Fill the gap
Congedo di paternità, la chiave per rilanciare natalità e occupazione femminile
Di Paolo Bozzacchi
(Articolo pubblicato su L’Economista, inserto de Il Riformista)
Se entrambi i genitori condividono la cura del bambino appena nato ne giovano tutti. In primis l’infante e i genitori. Ma poi a seguire le aziende o gli uffici pubblici dove questi lavorano, l’occupazione femminile (strategica) e di conseguenza lo sviluppo sociale ed economico del Paese. L’Italia continua a fare i conti con una crisi demografica senza soluzione di continuità. Secondo i dati provvisori del Bilancio demografico mensile dell’Istat, pubblicati a ottobre e relativi ai primi sette mesi del 2025, la popolazione residente in Italia è scesa a quasi 59 milioni, con un calo di circa 7 mila persone rispetto a inizio anno. Le nascite sono appena 198 mila tra gennaio e luglio, in flessione del 6,2% rispetto allo stesso periodo del 2024.
Numeri che confermano una tendenza strutturale: l’Italia non è di fronte a un fenomeno passeggero, ma ad un vero e proprio declino demografico. Le cause sono molteplici e complesse ma la sfida resta sistemica. Ripercussioni profonde impattano sull’economia, sulla sostenibilità del welfare e sulla tenuta sociale nazionale. Perciò non basta continuare a misurare il trend negativo della popolazione. Meglio intercettare i bisogni della società in rapida evoluzione. La legge di bilancio 2026 prova a dare qualche risposta. Tra le misure, l’integrazione del reddito per le lavoratrici madri con due o più figli, la promozione dell’occupazione femminile, e il rafforzamento della disciplina in materia di congedi parentali e di congedo di malattia per i figli minori. Basteranno a invertire la tendenza? I numeri raccontano un’altra storia. Secondo il Rapporto INPS 2025, le madri usufruiscono in media di 126 giorni di congedo parentale, i padri appena 36. Oltre un terzo delle madri non lo usa affatto, mentre i padri restano ai margini. Le cause? Bassa retribuzione, rigidità organizzative e culturali, accessibilità limitata. Il congedo parentale così com’è oggi continua a pesare soprattutto sulle donne, senza promuovere una reale condivisione dei compiti di cura. La vera svolta per la parità di genere e per sostenere la natalità non può arrivare solamente dal congedo parentale. L’idea è introdurre il congedo di paternità obbligatorio. La proposta – sostenuta da associazioni come Valore D – prevede di portare i giorni di congedo per i padri dagli attuali 10 a un mese lavorativo, con 15 giorni da fruire immediatamente dopo il parto e l’obbligo di comunicazione preventiva e certificazione della nascita. Perché è così importante? Studi scientifici dimostrano che il coinvolgimento attivo dei padri nei primi mille giorni di vita dei figli ha effetti straordinari: favorisce la salute materna, sostiene lo sviluppo cognitivo e relazionale dei bambini, riduce lo stress familiare e promuove una distribuzione equa dei carichi di cura. Inoltre permette alle donne di restare nel mercato del lavoro, riduce le dimissioni post-maternità e contribuisce alla crescita demografica del Paese. Anche le imprese ne beneficiano: crescono retention, produttività e reputazione sociale. Il congedo di paternità obbligatorio non è solo un vantaggio per i padri: è uno strumento concreto per l’empowerment femminile, per la parità di genere e per la natalità.

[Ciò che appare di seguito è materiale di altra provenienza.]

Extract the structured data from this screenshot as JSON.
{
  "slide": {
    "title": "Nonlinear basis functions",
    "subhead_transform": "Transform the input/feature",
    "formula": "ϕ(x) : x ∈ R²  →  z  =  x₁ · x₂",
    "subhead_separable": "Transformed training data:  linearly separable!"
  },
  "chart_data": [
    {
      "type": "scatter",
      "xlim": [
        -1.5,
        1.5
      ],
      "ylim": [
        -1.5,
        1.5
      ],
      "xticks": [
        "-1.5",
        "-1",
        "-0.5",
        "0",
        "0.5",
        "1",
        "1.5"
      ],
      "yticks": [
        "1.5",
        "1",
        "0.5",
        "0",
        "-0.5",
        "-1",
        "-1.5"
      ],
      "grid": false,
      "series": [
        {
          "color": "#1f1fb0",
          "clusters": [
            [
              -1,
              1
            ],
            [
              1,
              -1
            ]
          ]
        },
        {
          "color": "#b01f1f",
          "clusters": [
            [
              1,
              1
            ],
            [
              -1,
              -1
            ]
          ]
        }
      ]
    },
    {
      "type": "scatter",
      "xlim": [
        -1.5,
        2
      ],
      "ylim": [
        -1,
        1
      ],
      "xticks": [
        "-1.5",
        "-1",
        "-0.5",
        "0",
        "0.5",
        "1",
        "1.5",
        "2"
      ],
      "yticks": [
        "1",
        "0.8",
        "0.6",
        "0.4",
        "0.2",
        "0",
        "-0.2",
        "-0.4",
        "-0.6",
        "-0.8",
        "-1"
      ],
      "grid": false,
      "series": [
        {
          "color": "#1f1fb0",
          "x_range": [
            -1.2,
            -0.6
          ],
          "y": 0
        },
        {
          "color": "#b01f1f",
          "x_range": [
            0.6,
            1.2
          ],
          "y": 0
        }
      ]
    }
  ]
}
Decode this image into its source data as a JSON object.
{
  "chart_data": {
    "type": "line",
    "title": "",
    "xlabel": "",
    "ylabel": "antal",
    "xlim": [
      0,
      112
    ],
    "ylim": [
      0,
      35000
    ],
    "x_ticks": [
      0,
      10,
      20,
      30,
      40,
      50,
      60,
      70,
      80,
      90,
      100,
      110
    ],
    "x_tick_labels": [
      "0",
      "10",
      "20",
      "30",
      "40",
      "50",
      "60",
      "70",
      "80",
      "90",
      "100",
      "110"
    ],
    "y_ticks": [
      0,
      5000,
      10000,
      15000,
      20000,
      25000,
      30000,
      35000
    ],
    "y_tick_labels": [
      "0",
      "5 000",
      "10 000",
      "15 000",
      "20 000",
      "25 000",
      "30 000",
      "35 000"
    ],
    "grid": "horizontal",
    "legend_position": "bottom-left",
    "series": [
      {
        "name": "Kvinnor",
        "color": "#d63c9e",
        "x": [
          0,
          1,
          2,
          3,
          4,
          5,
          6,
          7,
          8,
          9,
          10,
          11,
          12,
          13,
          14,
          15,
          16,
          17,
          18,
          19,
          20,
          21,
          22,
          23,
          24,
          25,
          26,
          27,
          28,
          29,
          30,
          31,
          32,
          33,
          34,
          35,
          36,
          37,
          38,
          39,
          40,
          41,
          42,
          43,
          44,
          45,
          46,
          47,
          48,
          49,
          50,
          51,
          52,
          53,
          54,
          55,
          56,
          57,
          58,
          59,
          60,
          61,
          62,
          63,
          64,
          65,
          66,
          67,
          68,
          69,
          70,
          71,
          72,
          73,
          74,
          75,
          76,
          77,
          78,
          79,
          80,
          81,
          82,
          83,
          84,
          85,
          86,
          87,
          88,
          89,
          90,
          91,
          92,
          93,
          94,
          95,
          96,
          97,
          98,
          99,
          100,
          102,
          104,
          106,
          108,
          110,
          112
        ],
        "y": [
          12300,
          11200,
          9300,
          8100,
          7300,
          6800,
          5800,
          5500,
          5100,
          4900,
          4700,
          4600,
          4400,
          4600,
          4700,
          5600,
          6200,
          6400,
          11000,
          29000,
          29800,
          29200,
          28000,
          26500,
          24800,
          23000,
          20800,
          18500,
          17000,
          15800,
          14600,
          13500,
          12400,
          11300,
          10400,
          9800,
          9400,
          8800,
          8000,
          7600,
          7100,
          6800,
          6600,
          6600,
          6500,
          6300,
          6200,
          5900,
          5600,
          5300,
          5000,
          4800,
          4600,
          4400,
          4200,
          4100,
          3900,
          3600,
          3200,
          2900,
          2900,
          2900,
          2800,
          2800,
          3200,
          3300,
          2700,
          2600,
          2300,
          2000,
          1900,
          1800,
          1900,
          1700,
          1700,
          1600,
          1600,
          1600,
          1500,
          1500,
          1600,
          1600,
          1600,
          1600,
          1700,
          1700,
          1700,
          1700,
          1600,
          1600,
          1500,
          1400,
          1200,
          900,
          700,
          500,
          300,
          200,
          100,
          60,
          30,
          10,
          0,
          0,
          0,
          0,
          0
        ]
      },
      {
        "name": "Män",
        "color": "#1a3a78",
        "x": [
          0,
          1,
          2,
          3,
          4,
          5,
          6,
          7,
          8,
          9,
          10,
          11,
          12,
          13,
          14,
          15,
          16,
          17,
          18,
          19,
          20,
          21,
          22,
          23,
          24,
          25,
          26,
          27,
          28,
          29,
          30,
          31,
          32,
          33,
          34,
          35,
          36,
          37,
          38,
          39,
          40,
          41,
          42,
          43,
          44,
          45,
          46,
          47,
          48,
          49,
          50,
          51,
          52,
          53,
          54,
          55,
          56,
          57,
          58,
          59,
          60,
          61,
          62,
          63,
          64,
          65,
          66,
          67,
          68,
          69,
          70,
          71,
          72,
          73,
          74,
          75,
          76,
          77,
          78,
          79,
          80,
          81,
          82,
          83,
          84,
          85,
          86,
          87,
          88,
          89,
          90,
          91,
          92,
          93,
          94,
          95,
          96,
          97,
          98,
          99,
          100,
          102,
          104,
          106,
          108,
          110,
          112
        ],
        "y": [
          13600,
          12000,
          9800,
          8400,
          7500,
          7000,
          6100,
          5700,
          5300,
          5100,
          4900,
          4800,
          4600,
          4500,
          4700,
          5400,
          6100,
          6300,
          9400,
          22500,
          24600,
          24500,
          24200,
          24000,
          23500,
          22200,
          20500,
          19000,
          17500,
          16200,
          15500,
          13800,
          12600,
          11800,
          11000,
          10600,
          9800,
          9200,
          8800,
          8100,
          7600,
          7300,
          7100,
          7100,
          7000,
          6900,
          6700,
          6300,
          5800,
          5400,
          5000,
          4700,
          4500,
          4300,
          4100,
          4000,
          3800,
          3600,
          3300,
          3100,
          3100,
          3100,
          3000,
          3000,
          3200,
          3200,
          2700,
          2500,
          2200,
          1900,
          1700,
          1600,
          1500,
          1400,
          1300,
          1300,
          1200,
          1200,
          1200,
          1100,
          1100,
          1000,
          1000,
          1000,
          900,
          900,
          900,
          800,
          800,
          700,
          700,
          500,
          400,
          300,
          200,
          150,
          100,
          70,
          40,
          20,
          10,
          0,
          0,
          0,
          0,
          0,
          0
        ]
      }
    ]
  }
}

La Legge di Bilancio 2026, che presto fa un passo nella giusta direzione, ma la vera svolta passa dalla responsabilità condivisa tra madri e padri. Perché una famiglia equilibrata non è solo una questione di diritti, ma di scelte quotidiane: padri che prendono il loro posto accanto ai figli, madri che possono continuare a coltivare il proprio lavoro e le proprie aspirazioni. È così che possiamo immaginare un’Italia in cui la cura dei figli è davvero condivisa, la natalità riprende a crescere e ogni bambino cresce in una famiglia che sostiene tutti i suoi membri.